Ancora: servire porzioni consistenti di vegetali aiuta spesso il bambino a consumarne di più. Tutte queste osservazioni non possono prescindere dalla palatabilità del cibo offerto al bambino e quindi dal suo grado di accettazione: le porzioni di cibi particolarmente graditi devono essere sempre calibrate, per evitare che il bambino ecceda nel consumo. Sedentarietà e attività fisica L’OMS raccomanda che tutti i bambini e gli adolescenti fino a 17 anni pratichino quotidianamente attività fisica di intensità moderata-vigorosa e per almeno 60 minuti. Una raccomandazione che è basata su ricerche non solo osservazionali, ma anche di intervento. In una coorte di undicenni europei, si è osservato un migliore controllo ponderale nei ragazzi che aggiungevano 15-20 minuti di attività fisica esclusivamente vigorosa alle raccomandazioni dell’OMS; a riprova, il BMI era comunque maggiore tra coloro che, pur impegnandosi ogni giorno secondo le indicazioni dell’OMS, avevano poi trascorso più tempo in attività sedentarie. Per questo motivo, l’inattività è considerata un fattore di rischio indipendente per lo sviluppo dell’obesità infantile e, insieme all’attività fisica, gioca il ruolo chiave nel bilancio della spesa energetica, più ancora dell’alimentazione, o della regolarità del sonno.
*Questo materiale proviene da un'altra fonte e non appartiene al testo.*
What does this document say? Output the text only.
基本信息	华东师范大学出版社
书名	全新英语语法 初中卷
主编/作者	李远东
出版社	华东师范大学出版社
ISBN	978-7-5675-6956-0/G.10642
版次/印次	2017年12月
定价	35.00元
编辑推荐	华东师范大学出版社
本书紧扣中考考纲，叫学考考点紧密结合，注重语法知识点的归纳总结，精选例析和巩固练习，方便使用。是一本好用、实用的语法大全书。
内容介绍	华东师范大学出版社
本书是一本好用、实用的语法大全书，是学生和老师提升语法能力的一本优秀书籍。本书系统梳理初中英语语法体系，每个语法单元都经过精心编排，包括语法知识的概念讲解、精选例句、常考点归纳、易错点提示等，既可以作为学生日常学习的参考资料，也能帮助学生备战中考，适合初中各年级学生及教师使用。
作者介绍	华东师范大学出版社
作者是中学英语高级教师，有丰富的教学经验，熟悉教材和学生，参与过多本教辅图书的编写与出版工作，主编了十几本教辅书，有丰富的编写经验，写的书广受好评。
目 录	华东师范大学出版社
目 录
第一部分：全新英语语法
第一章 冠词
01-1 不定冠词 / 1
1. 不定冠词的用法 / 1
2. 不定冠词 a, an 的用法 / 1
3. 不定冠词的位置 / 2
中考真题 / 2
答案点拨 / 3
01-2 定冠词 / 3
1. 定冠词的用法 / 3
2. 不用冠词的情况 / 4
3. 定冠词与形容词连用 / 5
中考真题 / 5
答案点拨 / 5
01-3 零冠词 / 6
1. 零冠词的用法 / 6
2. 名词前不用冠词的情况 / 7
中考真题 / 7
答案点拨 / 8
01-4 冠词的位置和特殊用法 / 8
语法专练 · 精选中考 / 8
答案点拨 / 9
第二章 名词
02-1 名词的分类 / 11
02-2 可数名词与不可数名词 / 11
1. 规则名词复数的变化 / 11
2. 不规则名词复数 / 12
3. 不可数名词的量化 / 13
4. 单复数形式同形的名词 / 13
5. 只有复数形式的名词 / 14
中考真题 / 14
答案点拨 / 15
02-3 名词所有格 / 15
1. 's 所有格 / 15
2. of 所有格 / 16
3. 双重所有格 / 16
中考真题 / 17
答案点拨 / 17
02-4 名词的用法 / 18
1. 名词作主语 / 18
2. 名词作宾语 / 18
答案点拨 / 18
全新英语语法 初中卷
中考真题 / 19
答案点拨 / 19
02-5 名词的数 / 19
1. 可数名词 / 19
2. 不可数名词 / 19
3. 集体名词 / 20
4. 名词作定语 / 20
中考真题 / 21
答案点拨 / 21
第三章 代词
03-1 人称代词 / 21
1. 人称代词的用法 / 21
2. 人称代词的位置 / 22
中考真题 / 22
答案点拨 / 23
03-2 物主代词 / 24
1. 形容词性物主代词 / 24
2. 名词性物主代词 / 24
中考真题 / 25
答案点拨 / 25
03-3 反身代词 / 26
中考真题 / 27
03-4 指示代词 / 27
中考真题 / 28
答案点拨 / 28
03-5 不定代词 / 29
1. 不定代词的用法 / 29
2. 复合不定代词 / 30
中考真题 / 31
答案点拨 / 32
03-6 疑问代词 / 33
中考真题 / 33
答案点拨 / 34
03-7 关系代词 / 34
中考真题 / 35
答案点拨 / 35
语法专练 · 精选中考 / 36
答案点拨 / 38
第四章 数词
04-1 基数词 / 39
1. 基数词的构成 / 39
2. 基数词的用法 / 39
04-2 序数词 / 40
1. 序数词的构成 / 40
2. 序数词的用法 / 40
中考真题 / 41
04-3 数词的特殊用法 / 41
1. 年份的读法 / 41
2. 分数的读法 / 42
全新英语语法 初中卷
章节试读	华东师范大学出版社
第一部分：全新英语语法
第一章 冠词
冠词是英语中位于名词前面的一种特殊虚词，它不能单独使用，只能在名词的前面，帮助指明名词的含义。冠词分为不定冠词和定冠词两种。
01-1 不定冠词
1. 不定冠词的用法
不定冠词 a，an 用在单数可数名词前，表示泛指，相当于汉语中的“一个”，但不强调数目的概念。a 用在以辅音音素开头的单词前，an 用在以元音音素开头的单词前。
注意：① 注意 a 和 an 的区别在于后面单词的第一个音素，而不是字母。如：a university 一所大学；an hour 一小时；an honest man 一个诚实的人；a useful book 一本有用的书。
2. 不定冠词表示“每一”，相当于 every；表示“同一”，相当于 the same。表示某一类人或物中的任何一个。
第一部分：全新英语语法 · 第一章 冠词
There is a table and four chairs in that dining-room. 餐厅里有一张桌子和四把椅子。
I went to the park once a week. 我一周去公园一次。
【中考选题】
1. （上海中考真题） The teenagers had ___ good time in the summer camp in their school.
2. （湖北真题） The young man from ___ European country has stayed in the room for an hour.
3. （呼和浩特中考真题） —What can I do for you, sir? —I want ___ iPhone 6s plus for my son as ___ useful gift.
Gli adolescenti sono tendenzialmente più sedentari rispetto ai bambini, ma la sedentarietà come fattore di rischio di sovrappeso/obesità infantile è stata studiata anche nella prima infanzia, considerando un comportamento paradigmatico, com’è guardare la TV. Già a 3-5 anni, trascorrere davanti al teleschermo almeno 2 ore al giorno rispetto a nessuna aumenta del 16% il rischio di sovrappeso/obesità infantile a 5 e a 10 anni, che sale al 61% se le ore quotidiane davanti alla TV sono più di 4. Infine, anche l’abitudine di mangiare davanti alla TV è risultata correlata all’aumento del rischio di sovrappeso durante l’infanzia e l’adolescenza. In conclusione, il documento ESPGHAN ribadisce la complessità dello sviluppo dell’obesità nei bambini e negli adolescenti e conferma la necessità di un approccio integrato da più componenti. La prevenzione, per risultare il più possibile efficace, deve però partire da una base solida e non derogabile, qual è la guida e l’esempio di un corretto comportamento alimentare da parte dei genitori.